12th Deputy Premier of Tasmania
- In office 3 July 1989 – 17 February 1992
- Preceded by: Ray Groom
- Succeeded by: John Beswick

Member of the Tasmanian House of Assembly for Bass
- In office 15 August 1984 – 20 July 2002

Personal details
- Born: 5 November 1952 (age 73) Launceston, Tasmania, Australia
- Party: Labor
- Alma mater: University of Tasmania (LLB, PhD) University of Cambridge (DipCrim)
- Profession: Barrister

= Peter Patmore =

Australian politician

Peter James Patmore (born 5 November 1952) is an Australian former politician. In 1984 he was elected to the Tasmanian House of Assembly as one of the members of Bass, representing the Labor Party. During that time he held the positions of; Deputy Premier, Attorney General, Minister for Justice, Minister for Industrial Relations, Minister for Consumer Affairs, and Minister for Education and the Arts. He resigned from parliament in 2002.

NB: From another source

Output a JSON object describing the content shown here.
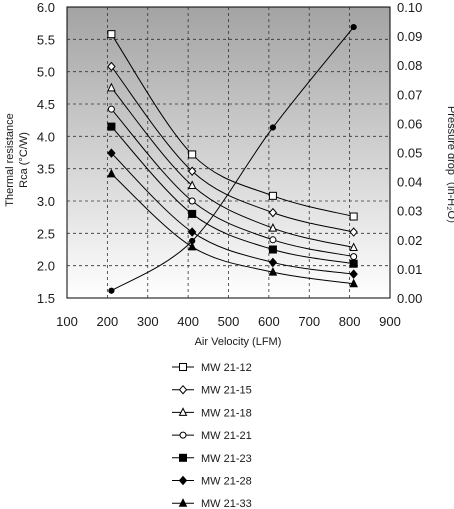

Patmore was awarded the Member of the Order of Australia (AM) in 2005 for services to the Tasmanian Parliament, particularly through the introduction of fiscal, education and law reforms.

His qualifications before entering parliament included a Bachelor of Law from the University of Tasmania and a Diploma of Criminology from Cambridge University. He received a PhD in Political Science in 2000. He is a barrister and solicitor, admitted to practice in the Supreme Court of Tasmania and the Federal Court of Australia in 1980.

Until 2017 Patmore lectured in law at the University of Tasmania. Patmore was Chairman of Poppy Advisory and Control Board and an Australian delegate to the United Nation Commission for Narcotic Drugs from 2002 to 2015.